Source: Richard Hill, APIG - Member of Informal Expert Group
In order to discuss “the Internet” one should first define what is being discussed. Indeed, a group of Internet experts has suggested that processes must be set up wherein key characteristics of the Internet can be articulated, whereby its unique strengths can be recognized and thereby allowing developments that may affect its special nature and strengths to be readily recognized.1
1 Narrow definitions
In its submission2 to the World Conference on International Telecommunications, the Russian Federation proposed to define Internet as:
“An international conglomeration of interconnected telecommunication networks which provides for the interaction of connected information systems and their users, by carrying their traffic using a single system of numbering, naming, addressing, identification, protocols and procedures that is defined by Internet Standards.”
This definition, which was never discussed at WCIT, much less agreed, refers only to the network itself, not to the services and applications offered on top of the network.
Wikipedia takes a similar approach, since it describes Internet as3:
“The Internet (or internet) is a global system of interconnected computer networks that use the standard Internet protocol suite (TCP/IP) to serve billions of users worldwide. It is a network of networks that consists of millions of private, public, academic, business, and government networks, of local to global scope, that are linked by a broad array of electronic, wireless and optical networking technologies. The Internet carries an extensive range of information resources and services, such as the inter-linked hypertext documents of the World Wide Web (WWW) and the infrastructure to support email.”

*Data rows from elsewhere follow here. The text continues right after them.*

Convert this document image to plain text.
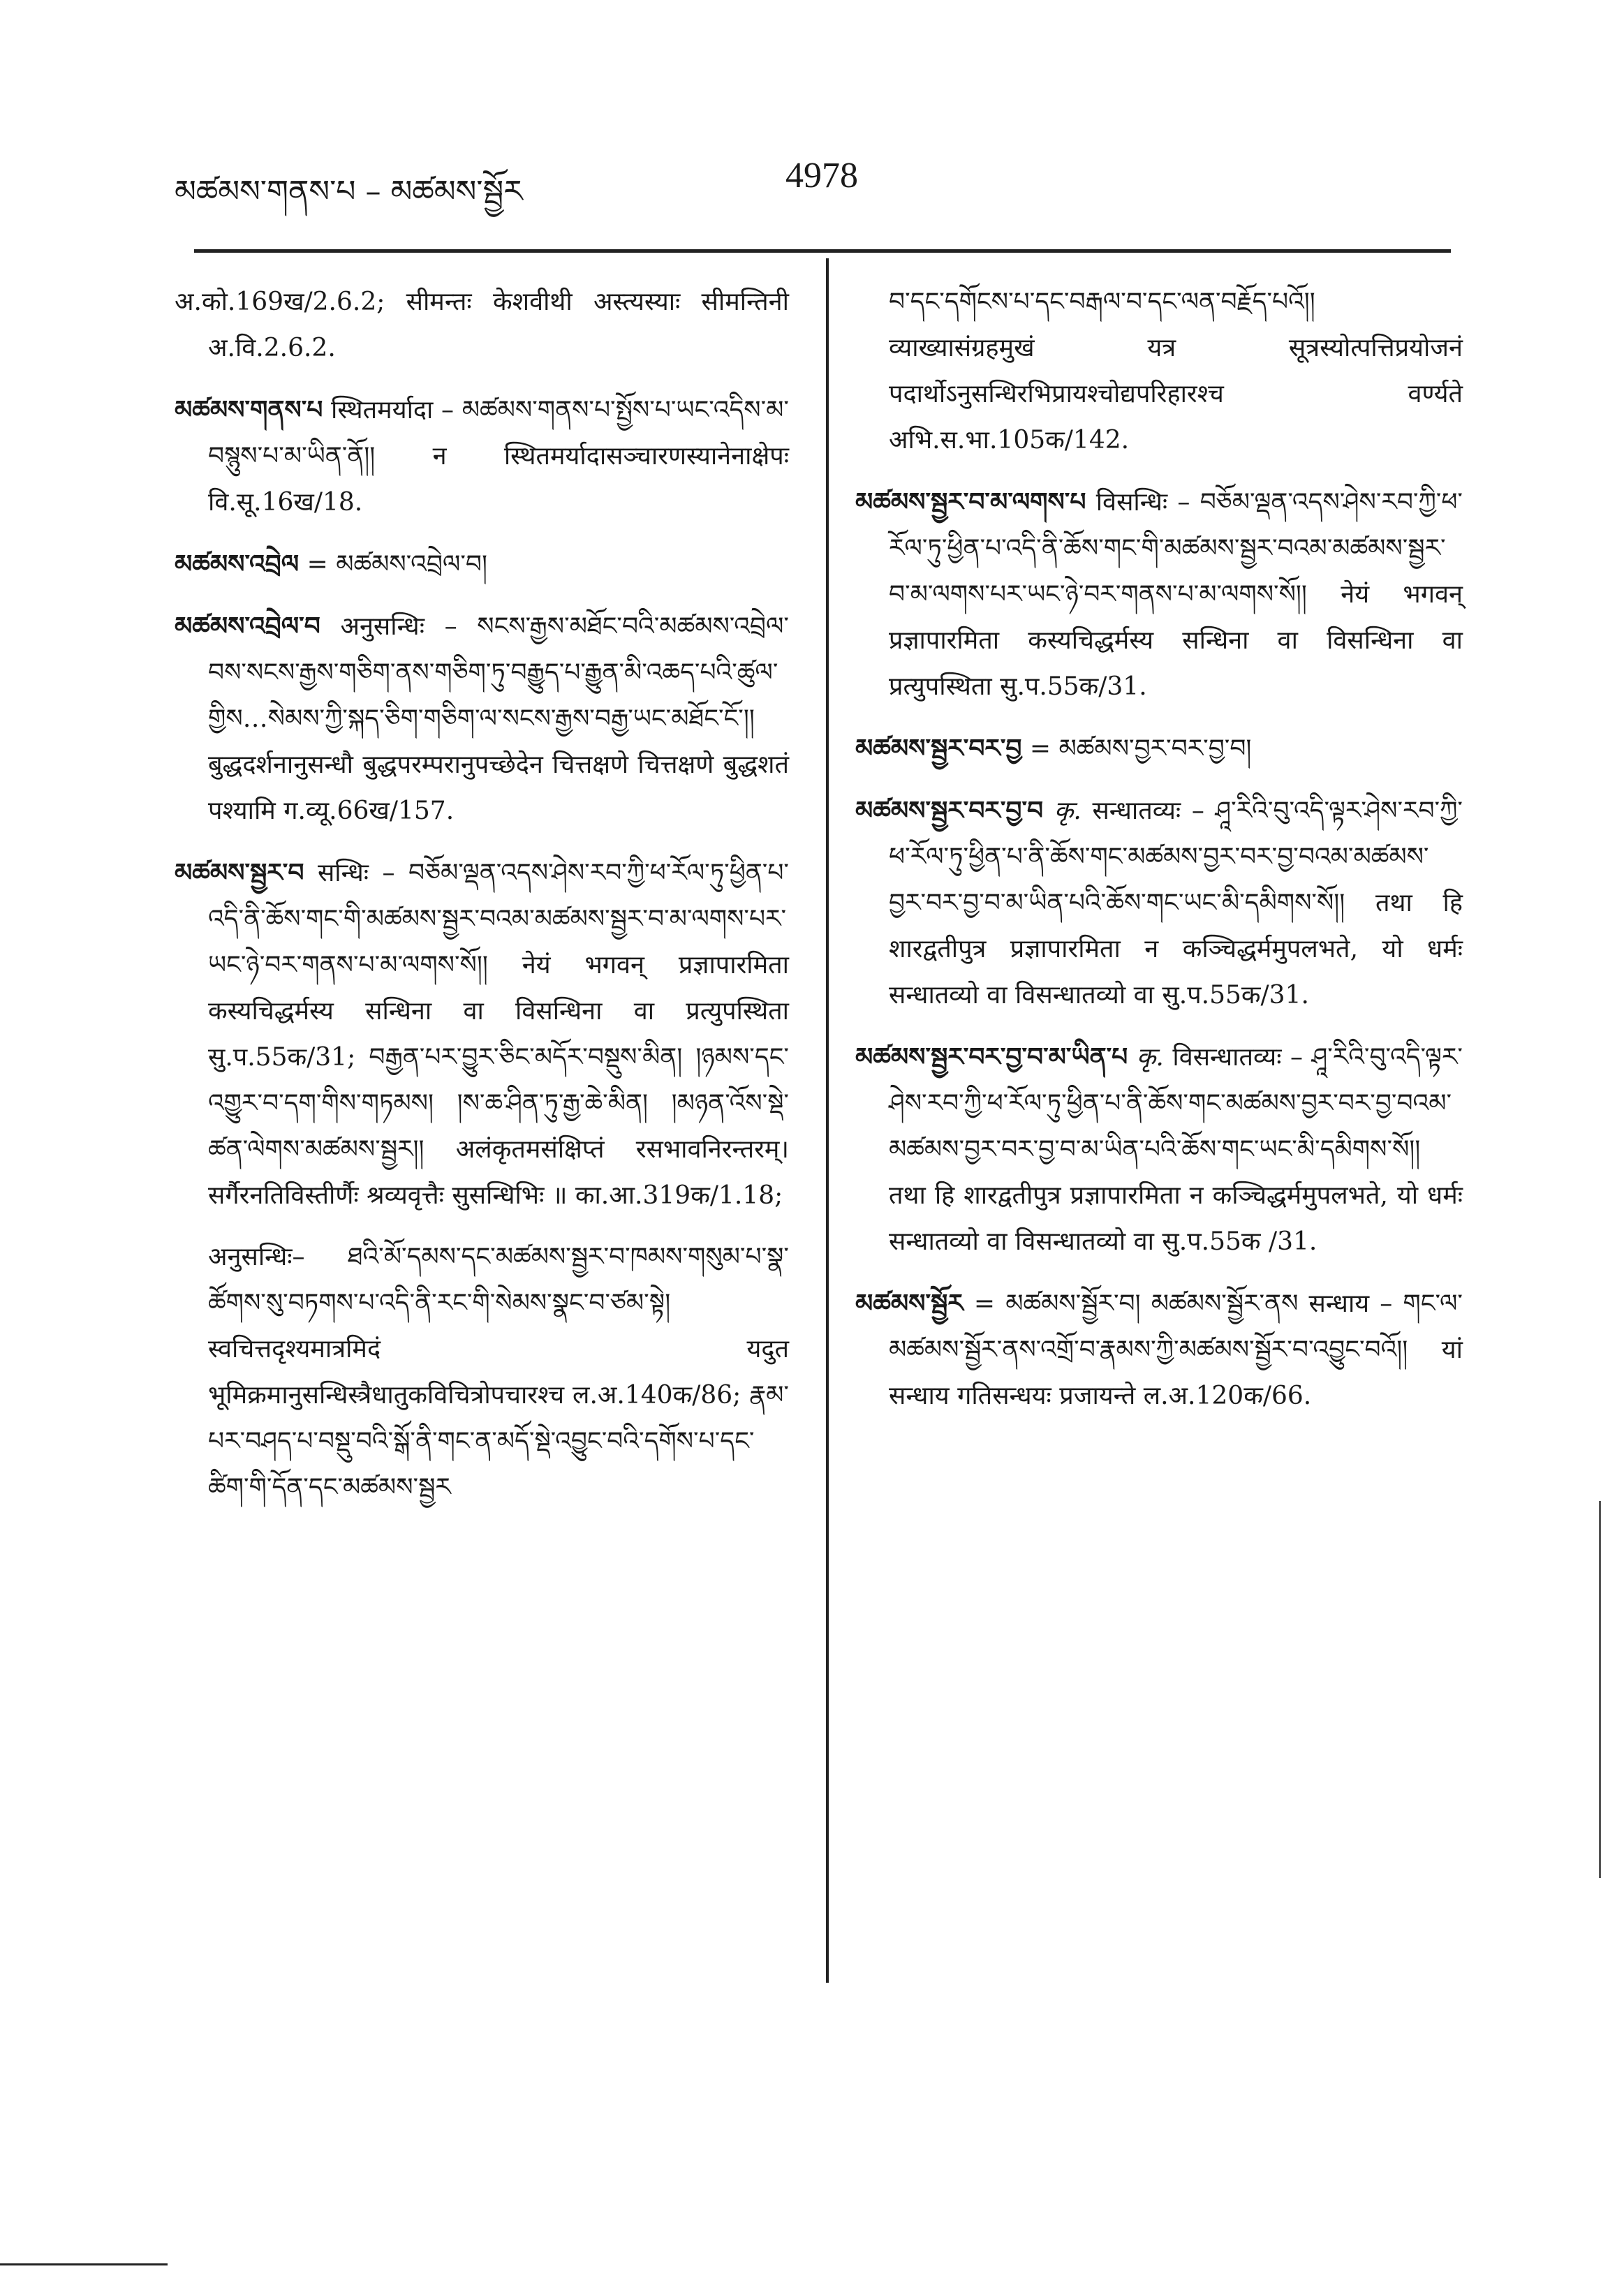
མཚམས་གནས་པ – མཚམས་སྦྱོར	4978

अ.को.169ख/2.6.2; सीमन्तः केशवीथी अस्त्यस्याः सीमन्तिनी अ.वि.2.6.2.

མཚམས་གནས་པ स्थितमर्यादा – མཚམས་གནས་པ་སྤྱོས་པ་ཡང་འདིས་མ་བསྙུས་པ་མ་ཡིན་ནོ།། न स्थितमर्यादासञ्चारणस्यानेनाक्षेपः वि.सू.16ख/18.

མཚམས་འབྲེལ = མཚམས་འབྲེལ་བ།

མཚམས་འབྲེལ་བ अनुसन्धिः – སངས་རྒྱས་མཐོང་བའི་མཚམས་འབྲེལ་བས་སངས་རྒྱས་གཅིག་ནས་གཅིག་ཏུ་བརྒྱུད་པ་རྒྱུན་མི་འཆད་པའི་ཚུལ་གྱིས…སེམས་ཀྱི་སྐད་ཅིག་གཅིག་ལ་སངས་རྒྱས་བརྒྱ་ཡང་མཐོང་ངོ་།། बुद्धदर्शनानुसन्धौ बुद्धपरम्परानुपच्छेदेन चित्तक्षणे चित्तक्षणे बुद्धशतं पश्यामि ग.व्यू.66ख/157.

མཚམས་སྦྱར་བ सन्धिः – བཅོམ་ལྡན་འདས་ཤེས་རབ་ཀྱི་ཕ་རོལ་ཏུ་ཕྱིན་པ་འདི་ནི་ཆོས་གང་གི་མཚམས་སྦྱར་བའམ་མཚམས་སྦྱར་བ་མ་ལགས་པར་ཡང་ཉེ་བར་གནས་པ་མ་ལགས་སོ།། नेयं भगवन् प्रज्ञापारमिता कस्यचिद्धर्मस्य सन्धिना वा विसन्धिना वा प्रत्युपस्थिता सु.प.55क/31; བརྒྱན་པར་བྱུར་ཅིང་མདོར་བསྡུས་མིན། །ཉམས་དང་འགྱུར་བ་དག་གིས་གཏམས། །ས་ཆ་ཤིན་ཏུ་རྒྱ་ཆེ་མིན། །མཉན་འོས་སྡེ་ཚན་ལེགས་མཚམས་སྦྱར།། अलंकृतमसंक्षिप्तं रसभावनिरन्तरम्। सर्गैरनतिविस्तीर्णैः श्रव्यवृत्तैः सुसन्धिभिः ॥ का.आ.319क/1.18;

अनुसन्धिः– ཐའི་མོ་དམས་དང་མཚམས་སྦྱར་བ་ཁམས་གསུམ་པ་སྣ་ཚོགས་སུ་བཏགས་པ་འདི་ནི་རང་གི་སེམས་སྣང་བ་ཙམ་སྟེ། स्वचित्तदृश्यमात्रमिदं यदुत भूमिक्रमानुसन्धिस्त्रैधातुकविचित्रोपचारश्च ल.अ.140क/86; རྣམ་པར་བཤད་པ་བསྡུ་བའི་སྒོ་ནི་གང་ན་མདོ་སྡེ་འབྱུང་བའི་དགོས་པ་དང་ཚིག་གི་དོན་དང་མཚམས་སྦྱར

བ་དང་དགོངས་པ་དང་བརྒལ་བ་དང་ལན་བརྗོད་པའོ།། व्याख्यासंग्रहमुखं यत्र सूत्रस्योत्पत्तिप्रयोजनं पदार्थोऽनुसन्धिरभिप्रायश्चोद्यपरिहारश्च वर्ण्यते अभि.स.भा.105क/142.

མཚམས་སྦྱར་བ་མ་ལགས་པ विसन्धिः – བཅོམ་ལྡན་འདས་ཤེས་རབ་ཀྱི་ཕ་རོལ་ཏུ་ཕྱིན་པ་འདི་ནི་ཆོས་གང་གི་མཚམས་སྦྱར་བའམ་མཚམས་སྦྱར་བ་མ་ལགས་པར་ཡང་ཉེ་བར་གནས་པ་མ་ལགས་སོ།། नेयं भगवन् प्रज्ञापारमिता कस्यचिद्धर्मस्य सन्धिना वा विसन्धिना वा प्रत्युपस्थिता सु.प.55क/31.

མཚམས་སྦྱར་བར་བྱ = མཚམས་བྱར་བར་བྱ་བ།

མཚམས་སྦྱར་བར་བྱ་བ कृ. सन्धातव्यः – ཤཱ་རིའི་བུ་འདི་ལྟར་ཤེས་རབ་ཀྱི་ཕ་རོལ་ཏུ་ཕྱིན་པ་ནི་ཆོས་གང་མཚམས་བྱར་བར་བྱ་བའམ་མཚམས་བྱར་བར་བྱ་བ་མ་ཡིན་པའི་ཆོས་གང་ཡང་མི་དམིགས་སོ།། तथा हि शारद्वतीपुत्र प्रज्ञापारमिता न कञ्चिद्धर्ममुपलभते, यो धर्मः सन्धातव्यो वा विसन्धातव्यो वा सु.प.55क/31.

མཚམས་སྦྱར་བར་བྱ་བ་མ་ཡིན་པ कृ. विसन्धातव्यः – ཤཱ་རིའི་བུ་འདི་ལྟར་ཤེས་རབ་ཀྱི་ཕ་རོལ་ཏུ་ཕྱིན་པ་ནི་ཆོས་གང་མཚམས་བྱར་བར་བྱ་བའམ་མཚམས་བྱར་བར་བྱ་བ་མ་ཡིན་པའི་ཆོས་གང་ཡང་མི་དམིགས་སོ།། तथा हि शारद्वतीपुत्र प्रज्ञापारमिता न कञ्चिद्धर्ममुपलभते, यो धर्मः सन्धातव्यो वा विसन्धातव्यो वा सु.प.55क /31.

མཚམས་སྦྱོར = མཚམས་སྦྱོར་བ། མཚམས་སྦྱོར་ནས सन्धाय – གང་ལ་མཚམས་སྦྱོར་ནས་འགྲོ་བ་རྣམས་ཀྱི་མཚམས་སྦྱོར་བ་འབྱུང་བའོ།། यां सन्धाय गतिसन्धयः प्रजायन्ते ल.अ.120क/66.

Again, this definition refers only to the network itself, not to the applications that run on the network. To make this clear, Wikipedia states “the Internet is a particular global computer network connecting millions of computing devices; the World Wide Web is just one of many services running on the Internet”.
(i) is logically linked together by a globally unique address space based on the Internet Protocol (IP) or its subsequent extensions/follow-ons;
(ii) is able to support communications using the Transmission Control Protocol/Internet Protocol (TCP/IP) suite or its subsequent extensions/follow-ons, and/or other IP-compatible protocols; and
(iii) provides, uses or makes accessible, either publicly or privately, high level services layered on the communications and related infrastructure described herein."
This is an extremely broad definition, since it encompasses the applications that run on top of the TCP/IP protocol as well as the hardware that is interconnected by that protocol. This broad definition would appear to correspond well to what is commonly meant by “the Internet”.
In a submission to the World Telecommunication Policy Forum, a group of Internet experts has proposed the following points as a starting point for principles that enable the Internet and its advantages to be recognized and distinguished from other terms that may designate technical concepts that are broader or more specialized in nature than the Internet platform5:
that it is defined in terms of principles of interoperation between networks,
that the resulting platform is a general purpose platform,
that it is available as a general purpose platform to end users, and
that it enables general purpose connectivity directly between end users throughout the globe (or beyond), to all other networks that interoperate on the same terms.
This definition is even broader than the first definition given above, since it makes no reference to the TCP/IP protocol. Indeed, this definition would apply equally well to the GSM network. Thus we will not further consider this definition.
Most discussions of Internet governance refer to the broad definition of Internet6 (the first one cited in 3.2 above), not to narrower definitions. Thus it would seem appropriate to use the term “Internet in its broad sense, to refer to the applications and services as well as to the network itself.
1 Draft opinion from the Internet Systems Consortium submitted to WTPF, available at: http://www.itu.int/md/S13-WTPF13IEG3-C-0049/en
2 WCIT document 27, rev. 1.
3 Accessed on 23 February 2013.
4 See footnote xv of Robert E. Kahn and Vinton G. Cerf . “What Is The Internet (And What Makes It Work)” December, 1999, available at: http://www.cnri.reston.va.us/what_is_internet.html
5 Draft opinion from the Internet Systems Consortium submitted to WTPF, available at: http://www.itu.int/md/S13-WTPF13IEG3-C-0049/en
6 Indeed the working definition adopted by the Working Group on Internet Governance (WGIG) for Internet Governance was “Internet governance is the development and application by Governments, the private sector and civil society, in their respective roles, of shared principles, norms, rules, decision-making procedures, and programmes that shape the evolution and use of the Internet”.